13. PARTIES. This Agreement shall inure to the benefit of and be binding
upon the Underwriters and the Company and their respective successors. Nothing
expressed or mentioned in this Agreement is intended or shall be construed to
give any person, firm or corporation, other than the Underwriters and the
Company and their respective successors and the controlling persons and officers
and directors referred to in Sections 6 and 7 hereof and their heirs and legal
representatives, any legal or equitable right, remedy or claim under or in
respect of this Agreement or any provision herein contained. This Agreement and
all conditions and provisions hereof are intended to be for the sole and
exclusive benefit of the Underwriters and the Company and their respective
successors, and said controlling persons and officers and directors and their
heirs and legal representatives, and for the benefit of no other person, firm or
corporation. No purchaser of Securities from any underwriter shall be deemed to
be a successor by reason merely of such purchase.
14. COUNTERPARTS. This Agreement may be executed in several
counterparts, each of which shall be deemed an original hereof.

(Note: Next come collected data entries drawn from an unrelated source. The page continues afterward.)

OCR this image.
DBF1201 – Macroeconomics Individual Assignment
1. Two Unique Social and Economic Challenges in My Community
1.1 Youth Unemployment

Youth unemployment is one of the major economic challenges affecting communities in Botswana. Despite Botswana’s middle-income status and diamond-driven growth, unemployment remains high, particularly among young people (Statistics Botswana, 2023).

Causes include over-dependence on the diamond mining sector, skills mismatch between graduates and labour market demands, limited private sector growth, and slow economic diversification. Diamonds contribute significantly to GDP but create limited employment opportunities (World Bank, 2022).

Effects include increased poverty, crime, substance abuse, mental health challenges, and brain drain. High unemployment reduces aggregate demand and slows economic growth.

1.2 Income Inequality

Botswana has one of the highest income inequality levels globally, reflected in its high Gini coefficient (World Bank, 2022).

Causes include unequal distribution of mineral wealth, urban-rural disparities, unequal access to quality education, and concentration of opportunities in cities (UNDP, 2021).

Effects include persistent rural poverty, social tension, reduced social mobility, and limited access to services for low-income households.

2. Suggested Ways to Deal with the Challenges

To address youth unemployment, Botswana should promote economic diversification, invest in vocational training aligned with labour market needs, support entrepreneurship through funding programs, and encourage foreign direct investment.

15. CAPTIONS. The captions in this Agreement are for convenience of
reference only and shall not define or limit any of the terms or provisions
hereof.
16. GOVERNING LAW AND TIME. This Agreement shall be governed by and
construed in accordance with the laws of the State of New York applicable to
agreements made and to be performed in said State. Except where otherwise
provided, specified times of day refer to New York City time.
24
If the foregoing is in accordance with your understanding of our
agreement, please sign and return to the Company a counterpart hereof, whereupon
this instrument, along with all counterparts, will become a binding agreement
between the Underwriters and the Company in accordance with its terms.
Very truly yours,
TOYOTA MOTOR CREDIT CORPORATION
By: /s/ XXXXXX X. XXXXX
------------------------------------
Name: Xxxxxx X. Xxxxx
Title: President and Chief Executive
Officer
CONFIRMED AND ACCEPTED,
as of the date first above written:
NOMURA INTERNATIONAL PLC
DAIWA SECURITIES SMBC EUROPE LIMITED
XXXXXXX XXXXX INTERNATIONAL
XXXXXXX XXXXX INTERNATIONAL
SALOMON BROTHERS INTERNATIONAL LIMITED
TOKYO-MITSUBISHI INTERNATIONAL PLC
UBS AG, acting through its business group UBS Warburg
By: NOMURA INTERNATIONAL PLC
By: /s/ XXXXXXX XXXXXXXX
--------------------------------
Name: Xxxxxxx Xxxxxxxx
Title: Attorney
For themselves and as Representative of the
Underwriters named in Schedule A hereto.
S-1
SCHEDULE A
PRINCIPAL AMOUNT
NAME OF UNDERWRITER OF SECURITIES
------------------- -----------------
Nomura International plc ....................... Y 23,750,000,000
Daiwa Securities SMBC Europe Limited............ Y 23,750,000,000
Xxxxxxx Xxxxx International..................... Y 500,000,000
Xxxxxxx Xxxxx International..................... Y 500,000,000
Salomon Brothers International Limited.......... Y 500,000,000
Tokyo-Mitsubishi International plc.............. Y 500,000,000
UBS AG, acting through its business group
UBS Warburg .............................. Y 500,000,000
================
Total Y 50,000,000,000
A-1
SCHEDULE B
1. The initial public offering price of the Securities shall be 99.592% of
the principal amount thereof, plus accrued interest, if any, from the date of
issuance.
2. The purchase price to be paid by the Underwriters for the Securities
shall be 99.292% of the principal amount thereof.
3. The interest rate on the Securities shall be 0.750% per annum.